Illustration d'un ADN
Structure de l'ADN, de l'ADN
Acide désoxyribonucléique
Acide désoxyribonucléique
Double brin (hélice)
- La cytosine
- Thymine
- Adénine
- Guanine
- phosphate
- du sucre
- Liaison hydrogène
- Paires de base
- Nucléotide
a - bases pyrimidiniques
b - bases puriques
Ponts A - T: 2H
G - C: ponts 3H
Vous pouvez trouver un aperçu de toutes les images du Dr-Gumpert à l'adresse: illustrations médicales
Structure détaillée de l'ADN
On peut imaginer l'ADN comme un double brin, qui est construit comme un escalier en colimaçon. Cette double hélice est quelque peu inégale, de sorte qu'il y a toujours une distance de plus en plus petite entre les marches de l'escalier en colimaçon (grands et petits sillons).

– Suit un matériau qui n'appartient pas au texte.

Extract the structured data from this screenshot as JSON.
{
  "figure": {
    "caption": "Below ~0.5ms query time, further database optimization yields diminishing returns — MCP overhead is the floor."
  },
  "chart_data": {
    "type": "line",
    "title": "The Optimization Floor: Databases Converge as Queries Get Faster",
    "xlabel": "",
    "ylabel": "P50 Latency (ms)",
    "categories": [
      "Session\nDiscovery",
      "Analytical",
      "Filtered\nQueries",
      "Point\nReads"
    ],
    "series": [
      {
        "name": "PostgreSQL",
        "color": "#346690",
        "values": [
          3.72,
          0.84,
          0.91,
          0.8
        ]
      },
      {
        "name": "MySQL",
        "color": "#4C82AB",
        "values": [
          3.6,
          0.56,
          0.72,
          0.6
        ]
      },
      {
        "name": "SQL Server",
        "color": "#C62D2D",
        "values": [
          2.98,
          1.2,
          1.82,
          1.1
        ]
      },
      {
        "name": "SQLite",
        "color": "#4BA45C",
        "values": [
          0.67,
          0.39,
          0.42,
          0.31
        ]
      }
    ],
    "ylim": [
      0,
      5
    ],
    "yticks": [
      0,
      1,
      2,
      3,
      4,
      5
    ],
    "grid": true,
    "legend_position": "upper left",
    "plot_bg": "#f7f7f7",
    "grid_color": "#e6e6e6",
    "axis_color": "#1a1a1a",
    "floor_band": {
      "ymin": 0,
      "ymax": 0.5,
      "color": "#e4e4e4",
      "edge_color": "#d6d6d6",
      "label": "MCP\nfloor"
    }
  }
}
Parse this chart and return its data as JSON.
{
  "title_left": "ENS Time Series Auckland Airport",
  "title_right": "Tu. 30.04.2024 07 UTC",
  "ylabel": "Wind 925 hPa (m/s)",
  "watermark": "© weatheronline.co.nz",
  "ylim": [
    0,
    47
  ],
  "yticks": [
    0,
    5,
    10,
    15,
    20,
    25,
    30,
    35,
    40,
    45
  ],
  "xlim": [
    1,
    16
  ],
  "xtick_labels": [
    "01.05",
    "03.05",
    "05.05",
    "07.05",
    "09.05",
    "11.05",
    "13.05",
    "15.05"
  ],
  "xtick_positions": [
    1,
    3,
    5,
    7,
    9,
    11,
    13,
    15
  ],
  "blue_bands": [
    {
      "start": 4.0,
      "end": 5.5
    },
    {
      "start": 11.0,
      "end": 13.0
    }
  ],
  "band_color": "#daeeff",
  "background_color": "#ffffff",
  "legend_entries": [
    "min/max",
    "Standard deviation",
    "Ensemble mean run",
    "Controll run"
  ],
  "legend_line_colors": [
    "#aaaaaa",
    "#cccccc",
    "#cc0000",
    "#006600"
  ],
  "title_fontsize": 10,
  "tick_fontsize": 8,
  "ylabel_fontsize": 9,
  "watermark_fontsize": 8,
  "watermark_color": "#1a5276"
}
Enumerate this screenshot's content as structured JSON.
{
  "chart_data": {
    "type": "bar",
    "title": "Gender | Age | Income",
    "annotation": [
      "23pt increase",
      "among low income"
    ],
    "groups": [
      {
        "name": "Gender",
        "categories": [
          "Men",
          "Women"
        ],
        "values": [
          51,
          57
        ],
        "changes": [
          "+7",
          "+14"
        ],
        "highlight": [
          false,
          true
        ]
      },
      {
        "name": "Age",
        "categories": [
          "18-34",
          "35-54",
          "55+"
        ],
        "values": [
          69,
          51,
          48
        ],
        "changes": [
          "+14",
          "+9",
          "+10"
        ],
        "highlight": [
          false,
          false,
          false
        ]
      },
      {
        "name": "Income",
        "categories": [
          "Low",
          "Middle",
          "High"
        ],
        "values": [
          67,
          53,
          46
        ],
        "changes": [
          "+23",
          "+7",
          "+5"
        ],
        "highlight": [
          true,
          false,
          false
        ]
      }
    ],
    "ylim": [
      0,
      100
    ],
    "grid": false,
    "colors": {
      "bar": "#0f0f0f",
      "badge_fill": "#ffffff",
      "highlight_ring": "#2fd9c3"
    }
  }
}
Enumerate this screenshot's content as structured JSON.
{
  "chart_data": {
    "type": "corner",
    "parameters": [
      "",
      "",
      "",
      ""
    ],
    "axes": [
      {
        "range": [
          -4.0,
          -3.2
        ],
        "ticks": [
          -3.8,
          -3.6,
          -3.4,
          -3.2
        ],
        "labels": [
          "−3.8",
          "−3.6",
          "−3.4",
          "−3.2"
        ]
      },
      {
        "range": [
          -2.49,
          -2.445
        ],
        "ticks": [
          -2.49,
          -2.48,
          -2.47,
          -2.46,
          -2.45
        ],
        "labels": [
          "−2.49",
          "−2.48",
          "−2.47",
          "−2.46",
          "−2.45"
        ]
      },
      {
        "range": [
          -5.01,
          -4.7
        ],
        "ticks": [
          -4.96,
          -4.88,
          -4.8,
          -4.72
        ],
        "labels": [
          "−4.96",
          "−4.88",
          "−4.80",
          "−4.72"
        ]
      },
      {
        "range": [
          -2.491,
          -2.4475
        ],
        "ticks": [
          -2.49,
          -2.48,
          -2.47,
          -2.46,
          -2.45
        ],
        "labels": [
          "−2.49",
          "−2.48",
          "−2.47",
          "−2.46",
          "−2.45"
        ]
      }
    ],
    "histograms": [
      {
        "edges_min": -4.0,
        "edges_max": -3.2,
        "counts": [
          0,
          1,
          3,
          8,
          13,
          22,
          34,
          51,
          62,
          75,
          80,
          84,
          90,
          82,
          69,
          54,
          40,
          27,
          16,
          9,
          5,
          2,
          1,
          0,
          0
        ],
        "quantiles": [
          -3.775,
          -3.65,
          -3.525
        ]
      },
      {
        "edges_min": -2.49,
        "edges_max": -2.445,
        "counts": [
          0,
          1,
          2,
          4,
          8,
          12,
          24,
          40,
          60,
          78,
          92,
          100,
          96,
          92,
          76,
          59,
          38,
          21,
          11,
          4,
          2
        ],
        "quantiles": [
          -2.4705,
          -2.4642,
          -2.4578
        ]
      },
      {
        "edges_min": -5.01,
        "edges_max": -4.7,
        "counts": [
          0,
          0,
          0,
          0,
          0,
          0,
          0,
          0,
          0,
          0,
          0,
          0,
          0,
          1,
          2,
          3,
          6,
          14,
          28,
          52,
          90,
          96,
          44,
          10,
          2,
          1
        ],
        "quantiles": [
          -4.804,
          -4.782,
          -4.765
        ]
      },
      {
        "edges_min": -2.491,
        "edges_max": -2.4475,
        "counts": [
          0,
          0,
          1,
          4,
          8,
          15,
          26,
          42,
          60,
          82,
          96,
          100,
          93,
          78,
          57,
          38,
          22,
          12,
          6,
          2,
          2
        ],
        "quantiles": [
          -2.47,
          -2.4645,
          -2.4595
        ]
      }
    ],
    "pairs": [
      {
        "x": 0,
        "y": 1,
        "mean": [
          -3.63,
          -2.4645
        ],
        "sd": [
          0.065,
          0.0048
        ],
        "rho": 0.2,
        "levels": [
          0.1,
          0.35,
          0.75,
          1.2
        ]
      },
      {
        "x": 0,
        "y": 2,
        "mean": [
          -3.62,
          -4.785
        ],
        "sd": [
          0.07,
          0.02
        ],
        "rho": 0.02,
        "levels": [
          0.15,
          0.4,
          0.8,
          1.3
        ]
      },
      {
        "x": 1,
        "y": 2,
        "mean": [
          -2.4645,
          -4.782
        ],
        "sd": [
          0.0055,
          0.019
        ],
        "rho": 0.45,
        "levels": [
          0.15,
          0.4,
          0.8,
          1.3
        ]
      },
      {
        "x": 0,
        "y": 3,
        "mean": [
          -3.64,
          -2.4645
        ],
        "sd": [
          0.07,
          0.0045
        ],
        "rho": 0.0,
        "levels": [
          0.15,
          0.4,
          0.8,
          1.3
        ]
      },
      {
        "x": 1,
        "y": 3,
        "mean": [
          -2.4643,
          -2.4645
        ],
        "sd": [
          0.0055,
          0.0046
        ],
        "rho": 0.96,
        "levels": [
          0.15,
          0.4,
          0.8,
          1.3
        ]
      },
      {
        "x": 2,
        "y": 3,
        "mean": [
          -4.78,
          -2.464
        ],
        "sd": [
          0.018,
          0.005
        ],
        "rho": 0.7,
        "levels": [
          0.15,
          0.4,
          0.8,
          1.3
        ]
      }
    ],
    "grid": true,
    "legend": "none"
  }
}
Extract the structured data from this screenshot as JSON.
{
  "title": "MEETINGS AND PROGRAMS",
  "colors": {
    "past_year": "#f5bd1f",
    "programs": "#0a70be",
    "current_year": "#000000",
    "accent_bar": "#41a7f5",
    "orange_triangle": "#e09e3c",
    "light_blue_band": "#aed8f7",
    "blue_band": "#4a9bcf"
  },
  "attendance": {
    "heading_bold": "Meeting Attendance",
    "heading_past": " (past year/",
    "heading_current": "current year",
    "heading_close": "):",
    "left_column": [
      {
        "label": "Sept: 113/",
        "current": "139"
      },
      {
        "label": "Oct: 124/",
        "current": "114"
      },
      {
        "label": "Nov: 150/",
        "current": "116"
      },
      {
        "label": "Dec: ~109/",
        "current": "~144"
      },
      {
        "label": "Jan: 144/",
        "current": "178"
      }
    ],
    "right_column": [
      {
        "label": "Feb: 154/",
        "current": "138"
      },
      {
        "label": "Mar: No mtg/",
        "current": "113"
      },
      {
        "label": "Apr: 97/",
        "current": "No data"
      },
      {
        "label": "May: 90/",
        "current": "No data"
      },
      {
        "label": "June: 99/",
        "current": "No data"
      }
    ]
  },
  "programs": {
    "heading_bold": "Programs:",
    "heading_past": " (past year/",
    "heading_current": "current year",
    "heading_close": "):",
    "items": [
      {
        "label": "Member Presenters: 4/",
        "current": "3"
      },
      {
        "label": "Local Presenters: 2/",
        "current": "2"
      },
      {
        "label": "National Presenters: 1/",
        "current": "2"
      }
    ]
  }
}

La main courante de cette échelle forme alternativement:
- un résidu de sucre (Désoxyribose) et
- un résidu de phosphate.
Les mains courantes ont l'une des quatre bases possibles. Ainsi, deux bases forment une étape. Les bases elles-mêmes sont reliées les unes aux autres via des liaisons hydrogène.
Cette structure explique le nom ADN: désoxyribose (= du sucre) + Nucléique (= du Noyau cellulaire) + Acide / acide (= charge totale du squelette sucre-phosphate).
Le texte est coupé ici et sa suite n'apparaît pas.